Google DeepMind researchers published a study on test-time computing in August, proposing the technique as a potential way to overcome peak data barriers and continue improving large-scale language models.
“We believe that in the future, the results of applying additional test-time calculations could be distilled back to the base LLM, allowing for iterative self-improvement loops,” the researchers wrote. . “To this end, future work should extend our findings and study how the results of applying test-time calculations can be used to improve the based LLM itself. there is.”
Chat with researchers during testing
Authors: Charlie Snell, Jaehoon Lee, Kelvin Xu, Aviral Kumar. Xu is still at Google and Kumar spends some of his time at DeepMind, while Lee left to join OpenAI rival Anthropic.
Snell co-authored the paper while interning at Google DeepMind. He’s now back at the University of California, Berkeley, so I called him to ask what inspired his research.
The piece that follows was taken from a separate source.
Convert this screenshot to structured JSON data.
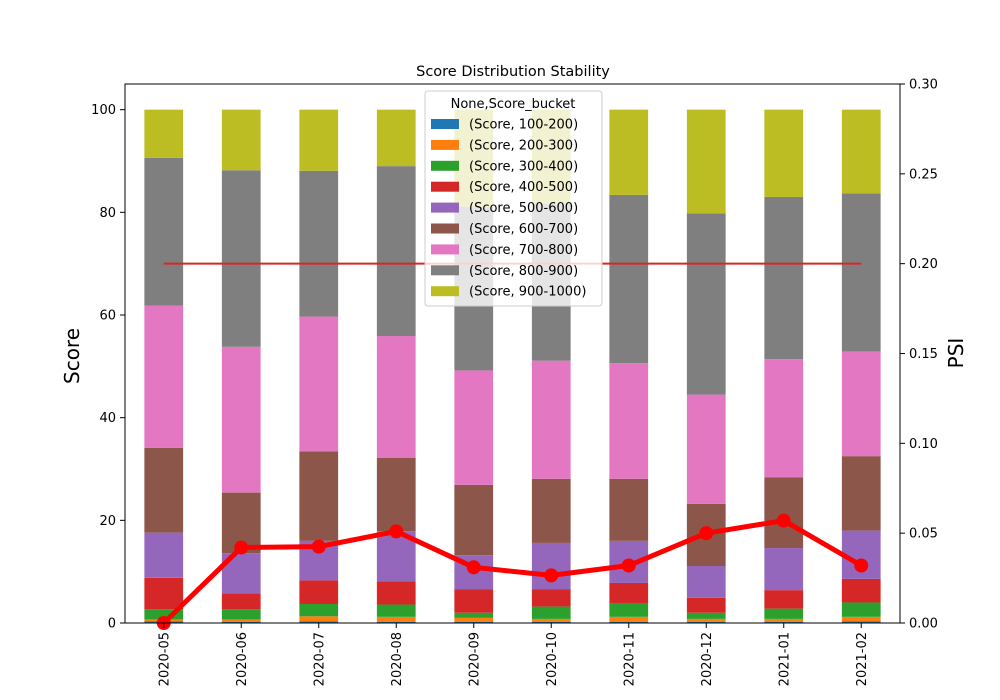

“I was motivated by several factors that are holding back the expansion of pre-training, particularly the finite supply of data,” he told me in a recent interview.
“If an AI model can use extra inference time computations to improve its output, that’s the way to generate better synthetic data,” he added. “This is a useful new source of training data. This seems like a promising way to avoid pre-training data bottlenecks.”
Satya was satisfied
In a recent video podcast, Microsoft CEO Satya Nadella seemed unperturbed and rather perky when asked about the slow pace of improving AI models and the lack of new, high-quality training data.
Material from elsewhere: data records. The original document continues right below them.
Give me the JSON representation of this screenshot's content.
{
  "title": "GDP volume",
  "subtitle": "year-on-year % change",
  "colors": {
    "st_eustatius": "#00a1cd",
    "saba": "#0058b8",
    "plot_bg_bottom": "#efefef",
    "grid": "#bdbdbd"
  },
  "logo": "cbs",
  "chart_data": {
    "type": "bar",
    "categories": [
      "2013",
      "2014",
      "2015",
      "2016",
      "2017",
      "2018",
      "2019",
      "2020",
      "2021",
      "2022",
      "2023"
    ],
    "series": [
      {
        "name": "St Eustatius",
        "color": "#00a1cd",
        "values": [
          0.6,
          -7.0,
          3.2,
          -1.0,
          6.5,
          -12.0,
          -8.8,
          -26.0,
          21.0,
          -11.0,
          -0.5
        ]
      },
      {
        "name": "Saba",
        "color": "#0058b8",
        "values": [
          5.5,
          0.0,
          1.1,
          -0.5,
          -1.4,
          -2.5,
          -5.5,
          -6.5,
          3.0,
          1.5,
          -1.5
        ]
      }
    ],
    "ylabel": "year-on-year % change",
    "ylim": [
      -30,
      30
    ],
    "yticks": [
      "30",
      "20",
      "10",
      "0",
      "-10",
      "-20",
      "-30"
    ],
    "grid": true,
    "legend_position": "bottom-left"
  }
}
He described calculating inference time as “another scaling law.”
“So you have pre-training, and then you effectively do this test-time sampling, and then you create a token that you can go back to pre-training to create an even more powerful model that runs in inference. ” he explained.
“I think this is a great way to improve the capabilities of the models,” Nadella added with a smile.
Sutskever also mentioned test-time computing as one possible solution to the peak data problem during his Neurips talk in early December.
Test time for test time computing
In 2025, this approach will be put to the test. Snell is optimistic, but this is not an absolute guarantee.
“Over the past three years or so, the advances in AI have seemed to become more apparent,” he said. “Right now we’re in exploration mode.”
There is one unanswered question. How generalizable is this test-time calculation method? Snell said it works well for questions where the answers are known and can be verified, such as math assignments.
“But many things that require reasoning are not easy to check, such as writing an essay. There is often no clear answer as to how good this is,” he says. I explained.
Still, there are early signs of success, and Snell suspects that output from these types of inferential AI models is already being used to train new models.
“This synthetic data could very well be better than the data publicly available on the Internet,” he said.
If the outputs from OpenAI’s o1 model are better than the startup’s previous top-of-the-line model, GPT-4, these new outputs could theoretically be reused to train future AI models, Snell said. I explained.
He shared a theoretical example. For example, if o1 scores 90% on a particular AI benchmark, you can feed those answers into GPT-4 to boost that model to 90% as well.
“If you have a large set of prompts, you can take large amounts of data from o1, create a large set of training samples, and pre-train a new model on them, or use GPT-4. You can also continue to improve your training,” Snell said. .
A TechCrunch report in late December suggested that DeepSeek may have used output from OpenAI’s o1 to train its own AI models. The latest product, called DeepSeek V3, performs well on industry benchmarks.
“They were probably the first people to recreate o1,” Snell said. “I asked the OpenAI folks what they thought about this. They say it looks the same, but I don’t know how DeepSeek managed to do this so quickly.”
OpenAI and DeepSeek did not respond to requests for comment.